U.S. Internet users have a limited understanding of what net neutrality means and what protections are contained in company privacy policies, according to the results of a national survey by the Pew Research Center.
Just 61 percent of people responding to Pew's Web IQ survey correctly answered a multiple-choice question and identified net neutrality as equal treatment of digital content by Internet service providers, the research center said Tuesday. You can test your own Web IQ at Pew's website.
This recent survey was the first time Pew has asked about net neutrality "so we honestly didn't know what to expect going in on that one," said Aaron Smith, senior researcher at Pew's Internet Project.
Still, with more than six in 10 correctly defining the issue, and about 4 million comments to the U.S. Federal Communications Commission this year, net neutrality has gained some traction among Internet users.
Pew didn't ask about support for net neutrality or whether people think the government should "take an active role" in the issue, Smith said by email.
"It is a fairly technical issue, so the fact that many people are at least aware of the terms of the debate could be interpreted as fairly significant evidence of how much this has penetrated the popular discussion," he added.
But the answers weren't that surprising, Smith added, with a near identical response in Pew's recent survey to the same question asked in a 2003 survey by the Annenberg Public Policy Center at the University of Pennsylvania.
On the other hand, more than eight in 10 Pew survey respondents were able to correctly identify Microsoft founder Bill Gates from a photo and were able to correctly pinpoint Twitter as the Internet service where hashtags are widely used.
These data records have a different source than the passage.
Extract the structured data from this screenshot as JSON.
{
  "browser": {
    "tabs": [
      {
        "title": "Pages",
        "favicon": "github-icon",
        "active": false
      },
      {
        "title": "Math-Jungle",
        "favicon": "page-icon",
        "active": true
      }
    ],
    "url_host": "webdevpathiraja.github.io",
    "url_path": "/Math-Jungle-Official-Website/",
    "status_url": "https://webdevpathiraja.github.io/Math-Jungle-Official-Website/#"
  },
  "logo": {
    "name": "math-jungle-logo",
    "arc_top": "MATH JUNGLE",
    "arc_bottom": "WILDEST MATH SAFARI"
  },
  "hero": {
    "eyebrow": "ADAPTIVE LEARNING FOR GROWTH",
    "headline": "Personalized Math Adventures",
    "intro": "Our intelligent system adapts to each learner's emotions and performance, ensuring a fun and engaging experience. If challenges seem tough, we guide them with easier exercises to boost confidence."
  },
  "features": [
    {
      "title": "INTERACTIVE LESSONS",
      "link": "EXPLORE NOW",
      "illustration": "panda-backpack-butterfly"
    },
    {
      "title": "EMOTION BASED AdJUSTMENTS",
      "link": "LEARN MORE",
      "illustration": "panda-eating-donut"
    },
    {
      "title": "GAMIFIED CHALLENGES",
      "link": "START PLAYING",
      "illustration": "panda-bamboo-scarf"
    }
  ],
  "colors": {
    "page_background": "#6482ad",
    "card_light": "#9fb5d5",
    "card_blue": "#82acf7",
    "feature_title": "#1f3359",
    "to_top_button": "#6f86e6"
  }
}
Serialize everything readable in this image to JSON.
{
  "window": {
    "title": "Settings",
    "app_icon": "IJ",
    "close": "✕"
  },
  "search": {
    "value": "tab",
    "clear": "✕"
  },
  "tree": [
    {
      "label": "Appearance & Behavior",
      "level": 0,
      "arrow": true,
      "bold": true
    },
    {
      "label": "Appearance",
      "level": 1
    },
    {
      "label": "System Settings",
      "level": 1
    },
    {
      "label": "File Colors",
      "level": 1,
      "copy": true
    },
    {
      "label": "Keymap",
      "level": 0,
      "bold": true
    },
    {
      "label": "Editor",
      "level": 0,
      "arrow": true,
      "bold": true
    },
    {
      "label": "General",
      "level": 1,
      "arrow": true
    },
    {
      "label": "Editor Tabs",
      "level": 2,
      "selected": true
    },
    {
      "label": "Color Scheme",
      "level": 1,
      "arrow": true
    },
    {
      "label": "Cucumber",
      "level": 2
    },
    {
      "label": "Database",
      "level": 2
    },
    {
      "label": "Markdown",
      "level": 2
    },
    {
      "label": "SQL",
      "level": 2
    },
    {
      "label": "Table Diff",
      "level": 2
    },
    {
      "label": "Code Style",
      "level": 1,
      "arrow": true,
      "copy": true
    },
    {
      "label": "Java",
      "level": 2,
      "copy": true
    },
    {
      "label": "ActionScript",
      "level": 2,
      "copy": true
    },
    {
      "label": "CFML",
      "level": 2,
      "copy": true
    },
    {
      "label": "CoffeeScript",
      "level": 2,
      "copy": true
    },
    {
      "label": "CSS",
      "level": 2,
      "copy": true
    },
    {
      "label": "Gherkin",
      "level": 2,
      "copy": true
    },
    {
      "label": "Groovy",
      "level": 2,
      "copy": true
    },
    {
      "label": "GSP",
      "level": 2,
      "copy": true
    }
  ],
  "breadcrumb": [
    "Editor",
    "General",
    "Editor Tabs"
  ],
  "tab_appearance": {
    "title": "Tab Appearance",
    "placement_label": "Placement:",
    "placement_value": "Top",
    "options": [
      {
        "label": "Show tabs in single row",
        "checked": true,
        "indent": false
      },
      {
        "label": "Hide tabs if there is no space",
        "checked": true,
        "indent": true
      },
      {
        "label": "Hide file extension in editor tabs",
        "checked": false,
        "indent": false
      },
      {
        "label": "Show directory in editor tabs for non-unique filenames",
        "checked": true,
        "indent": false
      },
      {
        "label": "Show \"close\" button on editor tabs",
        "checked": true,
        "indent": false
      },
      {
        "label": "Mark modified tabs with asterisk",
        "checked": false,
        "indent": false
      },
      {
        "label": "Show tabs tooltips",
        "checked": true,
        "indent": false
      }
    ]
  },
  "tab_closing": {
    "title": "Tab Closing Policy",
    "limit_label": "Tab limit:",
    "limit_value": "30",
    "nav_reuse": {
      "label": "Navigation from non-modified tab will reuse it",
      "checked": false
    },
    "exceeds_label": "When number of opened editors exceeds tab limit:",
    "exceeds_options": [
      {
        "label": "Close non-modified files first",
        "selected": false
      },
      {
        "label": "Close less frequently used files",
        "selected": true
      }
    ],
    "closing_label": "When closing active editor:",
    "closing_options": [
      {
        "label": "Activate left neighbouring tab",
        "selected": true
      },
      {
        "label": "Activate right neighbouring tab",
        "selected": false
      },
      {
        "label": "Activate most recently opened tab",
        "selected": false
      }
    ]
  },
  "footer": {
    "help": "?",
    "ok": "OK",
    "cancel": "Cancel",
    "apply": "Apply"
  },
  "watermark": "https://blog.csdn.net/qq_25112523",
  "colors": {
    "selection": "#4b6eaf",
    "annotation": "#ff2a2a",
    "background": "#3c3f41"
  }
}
While about 20 percent of adult Internet users also use Twitter, according to Pew surveys, "knowledge of Twitter conventions is widespread, even among non-Twitter users," Rainie said by email.
More than 70 percent correctly knew that email can be used to send PDFs, and correctly answered that a megabyte is a larger amount of information than a kilobyte.
Just 34 percent of survey respondents were able to correctly link Moore's Law with the number of transistors on a computer chip, and just 23 percent correctly answered "false" when asked if the Internet and the World Wide Web are the same thing.
Pew's survey, of 1,066 adult Internet users in the U.S., was conducted in September.